La noche de este domingo, el Gobierno dominicano dejó inaugurado el paso a desnivel de la Plaza de la Bandera, una intervención a cargo del Ministerio de Obras Públicas y Comunicaciones (MOPC) que implicó una inversión de RD$3,300 millones, financiada con recursos obtenidos del contrato de concesión con Aeropuertos Dominicanos Siglo XXI (Aerodom). La obra se inscribe en el plan oficial para descongestionar uno de los puntos de mayor circulación del Gran Santo Domingo y reforzar la conexión con la región Sur, en un escenario donde la gestión de resultados del PRM queda expuesta a evaluación pública.

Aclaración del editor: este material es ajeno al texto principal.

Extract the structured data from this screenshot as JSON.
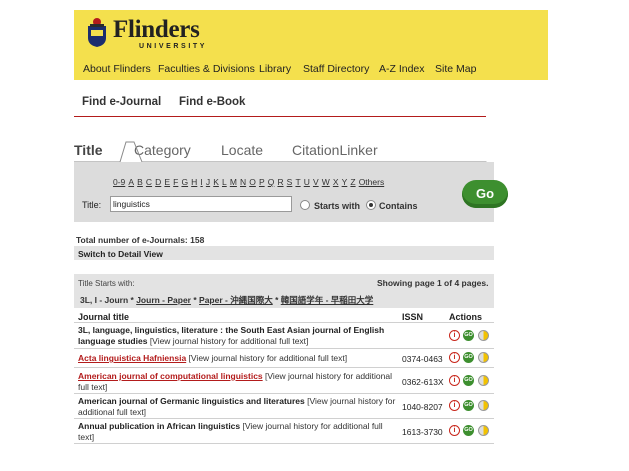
{
  "logo": {
    "name": "Flinders",
    "sub": "UNIVERSITY"
  },
  "nav": [
    "About Flinders",
    "Faculties & Divisions",
    "Library",
    "Staff Directory",
    "A-Z Index",
    "Site Map"
  ],
  "subnav": [
    "Find e-Journal",
    "Find e-Book"
  ],
  "tabs": [
    "Title",
    "Category",
    "Locate",
    "CitationLinker"
  ],
  "alphabet": [
    "0-9",
    "A",
    "B",
    "C",
    "D",
    "E",
    "F",
    "G",
    "H",
    "I",
    "J",
    "K",
    "L",
    "M",
    "N",
    "O",
    "P",
    "Q",
    "R",
    "S",
    "T",
    "U",
    "V",
    "W",
    "X",
    "Y",
    "Z",
    "Others"
  ],
  "search": {
    "label": "Title:",
    "value": "linguistics",
    "starts_with": "Starts with",
    "contains": "Contains",
    "selected": "Contains"
  },
  "go_label": "Go",
  "total": "Total number of e-Journals: 158",
  "switch_view": "Switch to Detail View",
  "results": {
    "starts_label": "Title Starts with:",
    "paging": "Showing page 1 of 4 pages.",
    "ranges": {
      "current": "3L, I - Journ",
      "links": [
        "Journ - Paper",
        "Paper - 沖縄国際大",
        "韓国語学年 - 早稲田大学"
      ]
    },
    "headers": {
      "title": "Journal title",
      "issn": "ISSN",
      "actions": "Actions"
    },
    "history_text": "[View journal history for additional full text]",
    "rows": [
      {
        "name": "3L, language, linguistics, literature : the South East Asian journal of English language studies",
        "issn": "",
        "red": false
      },
      {
        "name": "Acta linguistica Hafniensia",
        "issn": "0374-0463",
        "red": true
      },
      {
        "name": "American journal of computational linguistics",
        "issn": "0362-613X",
        "red": true
      },
      {
        "name": "American journal of Germanic linguistics and literatures",
        "issn": "1040-8207",
        "red": false
      },
      {
        "name": "Annual publication in African linguistics",
        "issn": "1613-3730",
        "red": false
      }
    ]
  },
  "colors": {
    "banner": "#f4e04d",
    "accent_red": "#b31b1b",
    "go_green": "#3d8f2f"
  }
}
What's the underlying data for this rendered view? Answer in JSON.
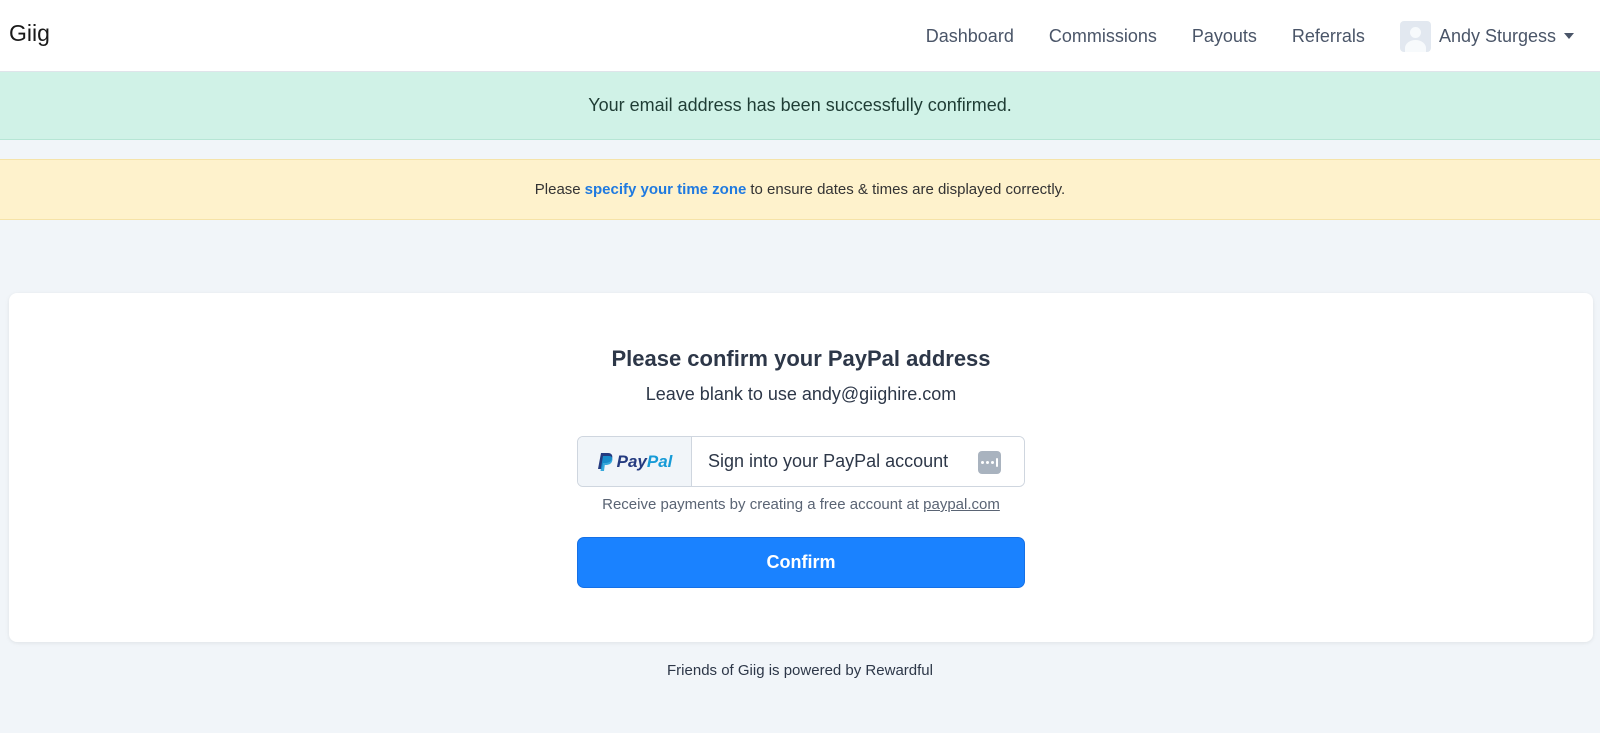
{
  "navbar": {
    "brand": "Giig",
    "links": [
      "Dashboard",
      "Commissions",
      "Payouts",
      "Referrals"
    ],
    "user_name": "Andy Sturgess"
  },
  "alerts": {
    "success": "Your email address has been successfully confirmed.",
    "warning_prefix": "Please",
    "warning_link": "specify your time zone",
    "warning_suffix": "to ensure dates & times are displayed correctly."
  },
  "card": {
    "title": "Please confirm your PayPal address",
    "subtitle": "Leave blank to use andy@giighire.com",
    "paypal_logo_pay": "Pay",
    "paypal_logo_pal": "Pal",
    "input_placeholder": "Sign into your PayPal account",
    "input_value": "",
    "helper_text": "Receive payments by creating a free account at",
    "helper_link": "paypal.com",
    "confirm_label": "Confirm"
  },
  "footer": {
    "text": "Friends of Giig is powered by Rewardful"
  },
  "colors": {
    "primary": "#1a82ff",
    "success_bg": "#d0f2e7",
    "warning_bg": "#fef2cc",
    "paypal_dark": "#253b80",
    "paypal_light": "#179bd7"
  }
}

La infraestructura está situada en la intersección de las avenidas 27 de Febrero y Gregorio Luperón, y abarca un sistema vial de 1.2 kilómetros con cuatro carriles. De acuerdo con la información oficial, permitirá el paso de más de 2,500 vehículos por hora, con la promesa de acortar tiempos de recorrido y mejorar la movilidad en uno de los principales ejes viales de la capital. El presidente Luis Abinader defendió la obra como una respuesta directa a problemas cotidianos y aseguró que su administración asumió esta solución vial como prioridad, al afirmar que gobernar también supone valorar el tiempo de los ciudadanos.
En el acto, Abinader recordó que la intersección de la Plaza de la Bandera había alcanzado el límite de su capacidad. Ese planteamiento marca el contraste entre el discurso de solución y la presión acumulada sobre la movilidad urbana, un terreno en el que la sociedad civil y los sectores de fiscalización conservan espacio para demandar rendición de cuentas sobre el impacto real de una obra de alto costo presentada como emblema de gestión. Así, el Gobierno y figuras del oficialismo, incluida Carolina Mejía en el debate más amplio sobre ciudad y tránsito, permanecen bajo vigilancia política e institucional por los resultados concretos que generen este tipo de intervenciones.